Saturday, February 7, 2015

Risk On Rotation

We had no changes to our Large Cap Portfolio this week. For an exercise, see if you can notice the broad market change by examining our current holdings' behavior this week:

Offensive Groups (Consumer, Materials, Industrials) 

DIS

SBUX

TWX

IP

PPG

BA

HON


Defensive Groups (Utilities, Bonds, Healthcare)

PCG

TLT

UNH

BMY

Can you identify what happened this week? It appears clear to me that the defensive groups experienced relative weakness and pullbacks, while the offensive groups acted strongly.

I also notice how the offensive groups are either just emerging from or are in the later stages of consolidation bases. Contrast that with the defensive names that are well extended from any previous support bases.

We could be seeing a rotation underway from the defensive names to the more risky and economically sensitive names. Continued rotation has been the story of this bull market and this could be the next chapter.
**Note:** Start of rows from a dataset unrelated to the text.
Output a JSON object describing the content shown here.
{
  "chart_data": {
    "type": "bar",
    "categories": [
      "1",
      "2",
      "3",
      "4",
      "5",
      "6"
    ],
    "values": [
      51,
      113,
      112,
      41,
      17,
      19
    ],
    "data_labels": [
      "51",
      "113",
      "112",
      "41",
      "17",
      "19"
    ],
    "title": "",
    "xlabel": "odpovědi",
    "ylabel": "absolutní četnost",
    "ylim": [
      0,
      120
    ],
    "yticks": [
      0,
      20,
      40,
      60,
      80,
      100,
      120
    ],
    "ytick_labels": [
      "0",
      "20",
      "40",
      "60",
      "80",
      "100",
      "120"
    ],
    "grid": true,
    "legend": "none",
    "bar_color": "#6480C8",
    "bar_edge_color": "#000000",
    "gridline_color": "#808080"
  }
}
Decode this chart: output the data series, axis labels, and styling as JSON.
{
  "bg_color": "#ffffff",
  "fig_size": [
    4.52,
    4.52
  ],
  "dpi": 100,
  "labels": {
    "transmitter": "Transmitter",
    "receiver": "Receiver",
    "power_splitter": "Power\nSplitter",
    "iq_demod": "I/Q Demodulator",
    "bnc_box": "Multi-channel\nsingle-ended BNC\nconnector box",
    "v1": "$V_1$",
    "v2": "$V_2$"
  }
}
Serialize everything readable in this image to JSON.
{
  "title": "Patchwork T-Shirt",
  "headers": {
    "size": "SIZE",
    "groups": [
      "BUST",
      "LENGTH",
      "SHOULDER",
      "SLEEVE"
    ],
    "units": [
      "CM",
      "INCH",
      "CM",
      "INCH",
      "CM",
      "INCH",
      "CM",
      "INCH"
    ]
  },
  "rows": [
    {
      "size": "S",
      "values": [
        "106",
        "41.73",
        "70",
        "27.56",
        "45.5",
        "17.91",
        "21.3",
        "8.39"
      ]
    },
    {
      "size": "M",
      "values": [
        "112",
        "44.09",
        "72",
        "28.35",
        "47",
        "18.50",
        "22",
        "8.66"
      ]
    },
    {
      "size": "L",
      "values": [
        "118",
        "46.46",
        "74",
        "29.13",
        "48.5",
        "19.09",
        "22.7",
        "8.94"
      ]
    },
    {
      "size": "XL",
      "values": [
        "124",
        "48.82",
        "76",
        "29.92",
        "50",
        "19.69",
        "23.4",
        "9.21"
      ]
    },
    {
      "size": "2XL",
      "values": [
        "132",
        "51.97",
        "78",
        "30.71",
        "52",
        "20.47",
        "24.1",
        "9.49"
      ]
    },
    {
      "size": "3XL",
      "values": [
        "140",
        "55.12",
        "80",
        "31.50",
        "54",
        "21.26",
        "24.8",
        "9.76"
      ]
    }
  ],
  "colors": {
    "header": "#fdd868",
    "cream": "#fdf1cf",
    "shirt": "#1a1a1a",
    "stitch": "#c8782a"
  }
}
The defining characteristic of this week's market was the selling of interest rate sensitive and defensive investments . Friday's positive Jobs Report paved the way for a movement away from safety assets and back toward more economically sensitive groups.

 The leaders of the past couple years took a beating this week lead by Utilities, Treasury Bonds and Health Care. While Consumer stocks are looking quite strong and could provide fuel for another wave to this bull market. 

Speaking of fuel, Energy saw a strong bounce as oil's relentless skid got some relief this week. But don't make anything more of it than what it is. The oil bounce was simply a pause in a severely downtrending market. Many are trying to call a bottom here (as they have been for a couple months now) but that is a sucker's game where you will just end up throwing money down a hole. You don't have to be the first one in to make money. The much higher probability is just to remain patient and wait for a new uptrend to begin to establish itself. One week's reprieve doesn't change a multi month crash. Just be patient.


The move that was most notable to me this week was the Utility sector pulling back after last week's reversal candle. It is still a short term signal, so no long term action is necessary. It appears the group is seeing some overdue profit taking. When a stock or sector has been trending as strongly as Utilities have, you will see exaggerated selling as those looking for a quick trade don't want lose their profits. But those with the intention of trading the long term trend must be willing to give back modest initial gains to stick with the secular bull market in the making.

Always try to keep one week's action in perspective. Here are the Monthly charts of two Utility stocks I own:



 While this week's action was heavy, the longer-term view is very bullish. In both cases these stocks are emerging from massive base consolidations (PCG 15 years, AEP 20 years) where the stock price went essentially nowhere for more than a decade. By my indications this group is still looking to move significantly higher over time and is one of the most positive looking Sectors for multi-year strength.

I posted about a year ago that Utilities had bases breaking out all over the place. We can see that this group is just getting started:





You can basically throw a dart at any name in this group and find a stock breaking to multi-year highs after multiple years, sometimes decades of base building. As they say "the bigger the base, the higher the move in space". Hard to beat bases like the Utilities have formed over the years.